If you’re learning and growing in this lifetime, you can be an expert on anything you’ve experienced, learned, and mastered. The more you experience and learn, the higher you go.
Reframing your unique life challenges as opportunities for you to provide value to others
Let’s bring back the health example again. I don’t want to listen to a podcast about health with a guest who has never experienced this kind of challenge or solved it. Similarly, if I’m listening to a podcast about being an entrepreneur, I’ll feel the most motivated by someone who went from the lowest low, perhaps living on the streets, and then built a successful business. The harder the challenge you’ve overcome, the more reward there is at the end of it. We follow people who have achieved great things.
To do the ‘great thing’ there is an immense hurdle that has to be overcome. So, if life is feeling hard, just know you’re in the process of earning a very hard-won accomplishment.
Sometimes I wish I never had this health challenge, and then I stop myself. I am incredibly grateful for it. It has made me a more compassionate, wise, resilient, and knowledgeable person. If this topic of conversation comes up, I have a lot to say and a lot of value to provide. On the other hand, someone who has no experience with this wouldn’t have as much value to provide. So if you want to be of service, start to think of your hardest life experiences as actually the value that you get to provide people. We love a good story where the hero overcomes a challenge. You are the hero of your own story.

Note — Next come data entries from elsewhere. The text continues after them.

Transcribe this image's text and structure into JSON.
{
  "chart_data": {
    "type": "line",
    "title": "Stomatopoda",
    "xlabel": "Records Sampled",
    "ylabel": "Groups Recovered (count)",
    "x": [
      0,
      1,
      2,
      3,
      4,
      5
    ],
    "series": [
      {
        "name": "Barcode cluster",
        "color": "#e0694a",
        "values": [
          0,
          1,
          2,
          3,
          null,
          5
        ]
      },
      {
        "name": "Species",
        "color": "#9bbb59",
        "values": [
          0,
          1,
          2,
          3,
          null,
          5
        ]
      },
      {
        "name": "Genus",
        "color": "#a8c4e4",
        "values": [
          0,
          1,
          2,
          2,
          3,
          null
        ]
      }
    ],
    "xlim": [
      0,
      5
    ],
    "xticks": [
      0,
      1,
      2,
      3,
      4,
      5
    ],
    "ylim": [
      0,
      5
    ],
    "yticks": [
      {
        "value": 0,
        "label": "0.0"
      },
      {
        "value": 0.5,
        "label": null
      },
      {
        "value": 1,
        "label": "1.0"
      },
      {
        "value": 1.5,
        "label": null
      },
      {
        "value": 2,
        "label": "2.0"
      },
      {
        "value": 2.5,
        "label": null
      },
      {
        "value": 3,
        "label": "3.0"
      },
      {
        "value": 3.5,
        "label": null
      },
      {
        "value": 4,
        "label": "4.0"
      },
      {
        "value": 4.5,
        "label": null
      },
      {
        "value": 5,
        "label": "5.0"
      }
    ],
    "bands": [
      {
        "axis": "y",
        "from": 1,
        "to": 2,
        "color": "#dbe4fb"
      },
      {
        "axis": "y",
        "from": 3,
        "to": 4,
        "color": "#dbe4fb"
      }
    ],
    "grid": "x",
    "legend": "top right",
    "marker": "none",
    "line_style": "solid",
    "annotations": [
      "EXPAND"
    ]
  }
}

If you’re struggling with motivation or feeling like you have to ‘provide value’ but don’t know what that is, consider putting in a built-in mechanism for motivation where you will share with other people about the journey and what you’ve learned. That’s essentially what this blog and newsletter is for me. It’s a win-win for you and your audience if they’re invested in learning from your journey.
Don’t just find motivation in ‘achieving the goal,’ find motivation in becoming the type of person who has achieved it
My friend Taylor Elyse Morrison built a self-care app called Inner Workout. She had never built an app before but it’s now available on the Apple Store. The app has incredible functionality that is difficult to build, like blocking social media apps when you want to focus. It’s a huge accomplishment that Taylor built this. I’m proud she’s in my network because if anyone I know ever wants to build an app, I could always say, “My friend Taylor accomplished this. Do you want to chat with her?” When I think of Taylor, I don’t just think of her as the Creator of Inner Workout, I think of her as a person who can teach herself almost anything. It makes me realize that I can do hard things, too.
Perhaps the pursuit of our goals is less about ‘achieving the thing’ and more about becoming the person who is capable of it. I find that to be a much more gratifying goal. I don’t just want to publish a book. I want to be the type of person who sees this goal through, who is a successful writer/author. I can picture her: what she wears to events, the podcasts she’s on, the way she holds herself knowing she achieved it. That is motivating to me.
You don’t have to be perfect or achieve the highest summit to start providing value right now
I love learning from people as they grapple with something and grow. One of my favorite parts of being connected to other ambitious people (you!) is that your journeys, like mine, keep evolving. I think we all want to learn and grow alongside people who are still climbing, who turn back and stretch out their hands for us, who share information with us, and who pull us up beside them.